The 44th president opened by invoking Abraham Lincoln, a figure he has returned to many times. Lincoln, Obama writes, understood self-reliance as well as anyone. He came from genuine poverty and built his way to the White House. That part of the American story, the bootstraps part, Obama takes seriously.
But Lincoln also understood something else. There are things no single person, no matter how driven or talented, can accomplish alone. Obama’s point is direct: that’s not a weakness. That’s the truth of how large things get built.
The essay argues that a union isn’t simply a legal arrangement or an accident of geography. It’s a moral commitment. In a democracy, people choose to tie their futures to one another. That choice, made over and over by ordinary people, is what keeps a democracy standing.
Obama put the argument plainly. “Democracies endure not only because of constitutions or armies,” he wrote, “but because free people choose, again and again, to bind their fates together.” Shared sacrifice and shared responsibility, he adds, are how the necessary work actually gets done.
That framing matters.

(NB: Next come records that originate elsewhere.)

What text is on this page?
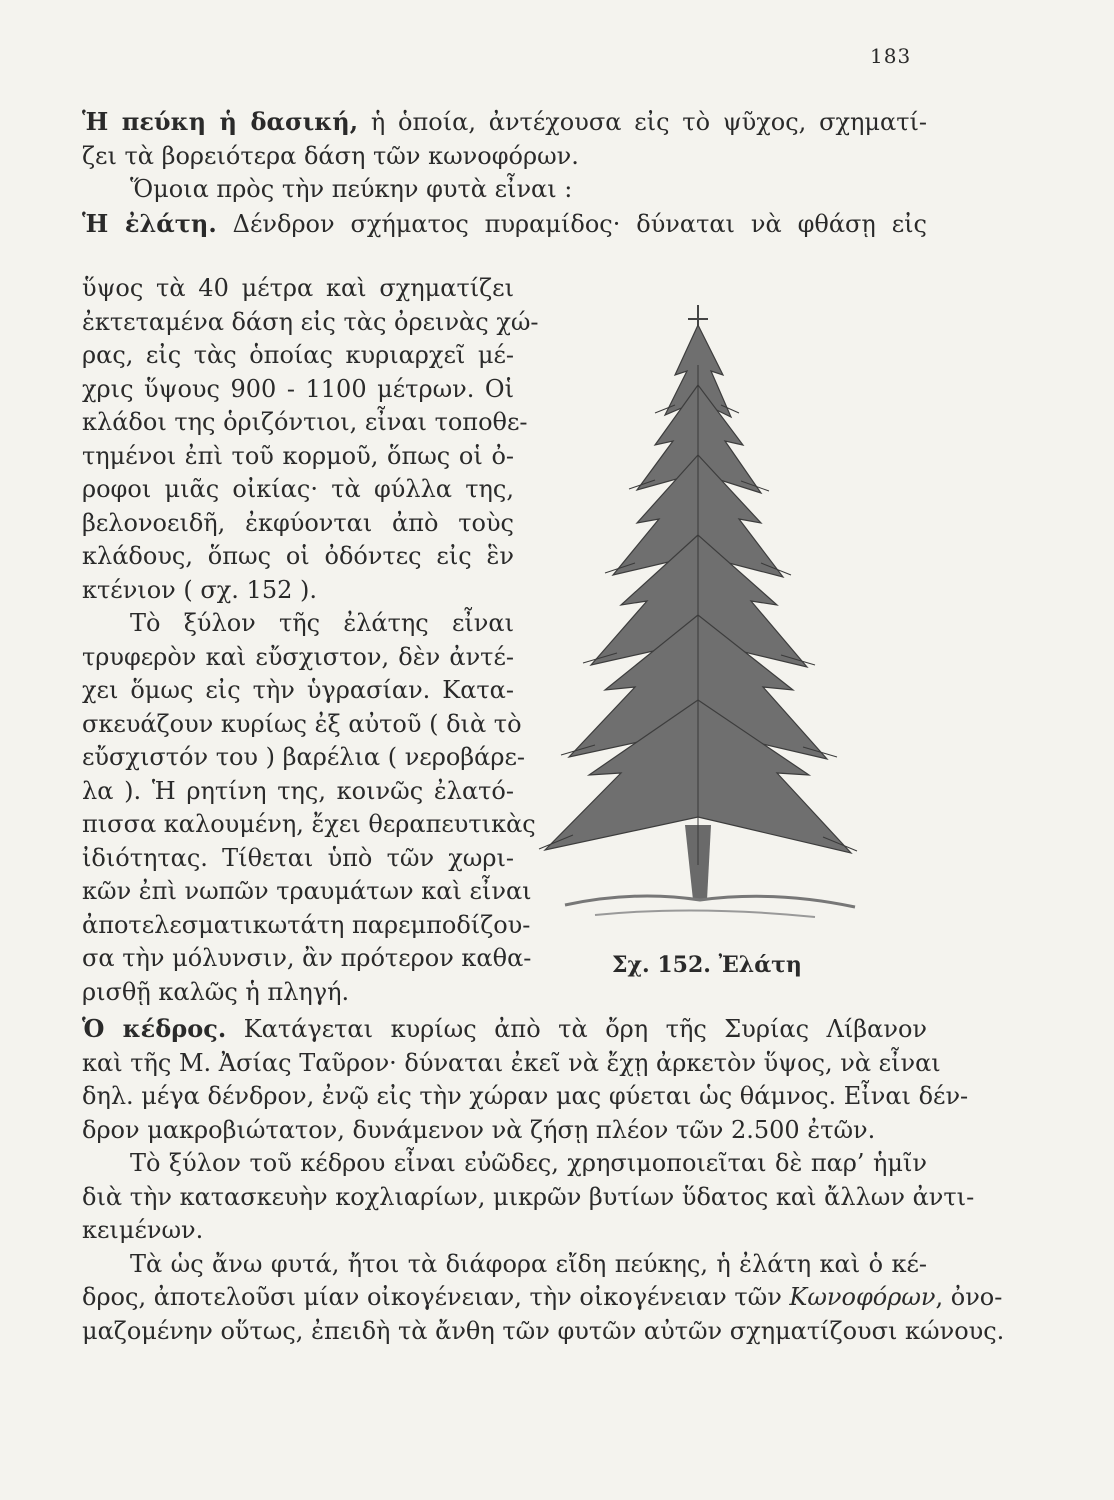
183
Ἡ πεύκη ἡ δασική, ἡ ὁποία, ἀντέχουσα εἰς τὸ ψῦχος, σχηματί-
ζει τὰ βορειότερα δάση τῶν κωνοφόρων.
Ὅμοια πρὸς τὴν πεύκην φυτὰ εἶναι :
Ἡ ἐλάτη. Δένδρον σχήματος πυραμίδος· δύναται νὰ φθάσῃ εἰς
ὕψος τὰ 40 μέτρα καὶ σχηματίζει
ἐκτεταμένα δάση εἰς τὰς ὀρεινὰς χώ-
ρας, εἰς τὰς ὁποίας κυριαρχεῖ μέ-
χρις ὕψους 900 - 1100 μέτρων. Οἱ
κλάδοι της ὁριζόντιοι, εἶναι τοποθε-
τημένοι ἐπὶ τοῦ κορμοῦ, ὅπως οἱ ὀ-
ροφοι μιᾶς οἰκίας· τὰ φύλλα της,
βελονοειδῆ, ἐκφύονται ἀπὸ τοὺς
κλάδους, ὅπως οἱ ὀδόντες εἰς ἓν
κτένιον ( σχ. 152 ).
Τὸ ξύλον τῆς ἐλάτης εἶναι
τρυφερὸν καὶ εὔσχιστον, δὲν ἀντέ-
χει ὅμως εἰς τὴν ὑγρασίαν. Κατα-
σκευάζουν κυρίως ἐξ αὐτοῦ ( διὰ τὸ
εὔσχιστόν του ) βαρέλια ( νεροβάρε-
λα ). Ἡ ρητίνη της, κοινῶς ἐλατό-
πισσα καλουμένη, ἔχει θεραπευτικὰς
ἰδιότητας. Τίθεται ὑπὸ τῶν χωρι-
κῶν ἐπὶ νωπῶν τραυμάτων καὶ εἶναι
ἀποτελεσματικωτάτη παρεμποδίζου-
σα τὴν μόλυνσιν, ἂν πρότερον καθα-
ρισθῇ καλῶς ἡ πληγή.
Σχ. 152. Ἐλάτη
Ὁ κέδρος. Κατάγεται κυρίως ἀπὸ τὰ ὄρη τῆς Συρίας Λίβανον
καὶ τῆς Μ. Ἀσίας Ταῦρον· δύναται ἐκεῖ νὰ ἔχῃ ἀρκετὸν ὕψος, νὰ εἶναι
δηλ. μέγα δένδρον, ἐνῷ εἰς τὴν χώραν μας φύεται ὡς θάμνος. Εἶναι δέν-
δρον μακροβιώτατον, δυνάμενον νὰ ζήσῃ πλέον τῶν 2.500 ἐτῶν.
Τὸ ξύλον τοῦ κέδρου εἶναι εὐῶδες, χρησιμοποιεῖται δὲ παρ’ ἡμῖν
διὰ τὴν κατασκευὴν κοχλιαρίων, μικρῶν βυτίων ὕδατος καὶ ἄλλων ἀντι-
κειμένων.
Τὰ ὡς ἄνω φυτά, ἤτοι τὰ διάφορα εἴδη πεύκης, ἡ ἐλάτη καὶ ὁ κέ-
δρος, ἀποτελοῦσι μίαν οἰκογένειαν, τὴν οἰκογένειαν τῶν Κωνοφόρων, ὀνο-
μαζομένην οὕτως, ἐπειδὴ τὰ ἄνθη τῶν φυτῶν αὐτῶν σχηματίζουσι κώνους.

Lincoln is often pulled in two directions in political debate. Some emphasize his belief in hard work and individual grit. Others point to his willingness to use federal power to hold the union together. Obama’s essay doesn’t choose between those two readings. It treats Lincoln as someone who held both ideas at once: self-reliance and collective responsibility as the same commitment, not competing ones.
Lincoln signed the Homestead Act to help ordinary families build independent lives on their own land. He also fought a war to preserve the union. Obama’s point is that Lincoln never saw those as contradictions.
For anyone tracking American politics right now, the broader point is pretty clear. The country is deep in arguments about what individuals should handle and what collective institutions should do. Those arguments have real consequences for real people. Obama isn’t telling anyone to stop working hard. He’s saying hard work alone has never been enough, and Lincoln proved it.
The post drew more than 130,000 likes on Instagram.
The full essay is on InPursuitUSA, a platform focused on civic engagement and democratic participation. Obama has used similar outlets for longer writing sinAbraham Lincolnce leaving office in January 2017.
He has invoked Lincoln before. What’s different here is the pairing: personal responsibility and collective obligation not as opposites, but as partners.
The essay closes with a mountain. Obama’s final image is simple: the hardest climbs are the ones taken by a unified people. Not by individuals moving separately. As one nation and one people.